Heatmap with Seaborn Example 2
Let us make another heatmap, but this time using each country’s life expectancy. Let us first subset the gapminder data frame such that we keep the country column. And then use Pandas’ pivot_table function to reshape the data so that it is in wide form and easy to make heatmap with Seaborn’s heatmap function.
df2 = gapminder[['country','continent', 'year','lifeExp']] heatmap2_data = pd.pivot_table(df2,values='lifeExp', index=['country'], columns='year') heatmap2_data.head(n=5) sns.heatmap(heatmap2_data, cmap="BuGn")
We can see that our heatmap shows country’s life expectancy values over years. And automatically, Seaborn’s heatmap function is using all country’s data and labels the names of select countries on rows.

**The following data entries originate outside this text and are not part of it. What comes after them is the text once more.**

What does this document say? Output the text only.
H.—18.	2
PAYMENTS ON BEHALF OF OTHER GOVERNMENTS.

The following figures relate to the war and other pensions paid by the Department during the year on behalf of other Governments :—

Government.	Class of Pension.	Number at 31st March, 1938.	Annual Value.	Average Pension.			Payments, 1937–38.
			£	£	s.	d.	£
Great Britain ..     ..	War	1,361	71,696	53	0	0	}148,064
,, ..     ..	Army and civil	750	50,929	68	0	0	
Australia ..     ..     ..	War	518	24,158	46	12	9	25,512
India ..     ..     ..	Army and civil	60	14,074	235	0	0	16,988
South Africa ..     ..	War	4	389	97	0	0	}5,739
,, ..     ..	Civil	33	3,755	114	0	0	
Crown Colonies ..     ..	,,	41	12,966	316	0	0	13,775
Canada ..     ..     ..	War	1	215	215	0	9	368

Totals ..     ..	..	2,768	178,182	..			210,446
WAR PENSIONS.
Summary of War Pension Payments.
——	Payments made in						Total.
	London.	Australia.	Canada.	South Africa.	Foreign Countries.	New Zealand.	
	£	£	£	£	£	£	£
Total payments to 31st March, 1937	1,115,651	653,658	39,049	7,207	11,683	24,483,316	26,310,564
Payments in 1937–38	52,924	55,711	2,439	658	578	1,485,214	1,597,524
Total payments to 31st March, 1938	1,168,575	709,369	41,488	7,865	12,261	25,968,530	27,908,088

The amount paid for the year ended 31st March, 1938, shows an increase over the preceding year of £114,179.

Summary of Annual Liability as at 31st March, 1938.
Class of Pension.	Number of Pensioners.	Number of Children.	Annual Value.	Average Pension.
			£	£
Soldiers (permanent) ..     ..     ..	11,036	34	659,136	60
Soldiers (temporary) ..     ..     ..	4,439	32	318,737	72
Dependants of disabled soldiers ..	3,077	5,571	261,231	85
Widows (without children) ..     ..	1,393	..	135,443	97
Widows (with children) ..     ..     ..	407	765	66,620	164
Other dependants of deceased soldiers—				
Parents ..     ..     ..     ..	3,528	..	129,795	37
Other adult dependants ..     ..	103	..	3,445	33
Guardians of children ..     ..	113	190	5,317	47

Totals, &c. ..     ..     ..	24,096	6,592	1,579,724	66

Heatmap Example 3: Customizing Heatmaps with Seaborn
Often we would like to customize our visualization so that it is more informative and suitable to our need. Let us see some examples of customizing heatmap with Seaborn.
Our previous heatmap showed all countries, but in a squished way. Let us customize the heatmap so that it is not squished and we can see more countries. Let us say we would like to keep the continent information in our heatmap, not just country information. Let us also change the color palette, so that we see the pattern in the heatmap more clearly.
Let us first prepare our data frame so that we keep the continent information on the heatmap. To do that we need to reshape our original gapminder dataframe with four variables so that our row or index has continent information in addition to country information. Pandas’ pivot_table comes to our rescue and we can simply specify both country and continent as index using the argument “index”.
df3 = gapminder[['country','continent', 'year','lifeExp']] # pandas pivot with multiple variables heatmap3_data = pd.pivot_table(df3,values='lifeExp', index=['continent','country'], columns='year')
We can see that the new reshaped data from pandas pivot has tw oindices; continent and country. We can change the color palette to “RdBu”, which one of the diverging maps available in Python to show the clear difference between low and high values (of life expectancy). By specifying the size of the figure we would like create using plt.figure, we can make the heatmap taller so that we see more labels of “continent-country”.
plt.figure(figsize=(8, 12)) sns.heatmap(heatmap3_data, cmap="RdBu")
We can see that now we have the customization of heatmap we needed. The row indexes have both country and continent information. Also the image is taller so we have more row indexes. Our new color palette clearly shows the difference between countries with low life expectancy against the countries with high life expectancy.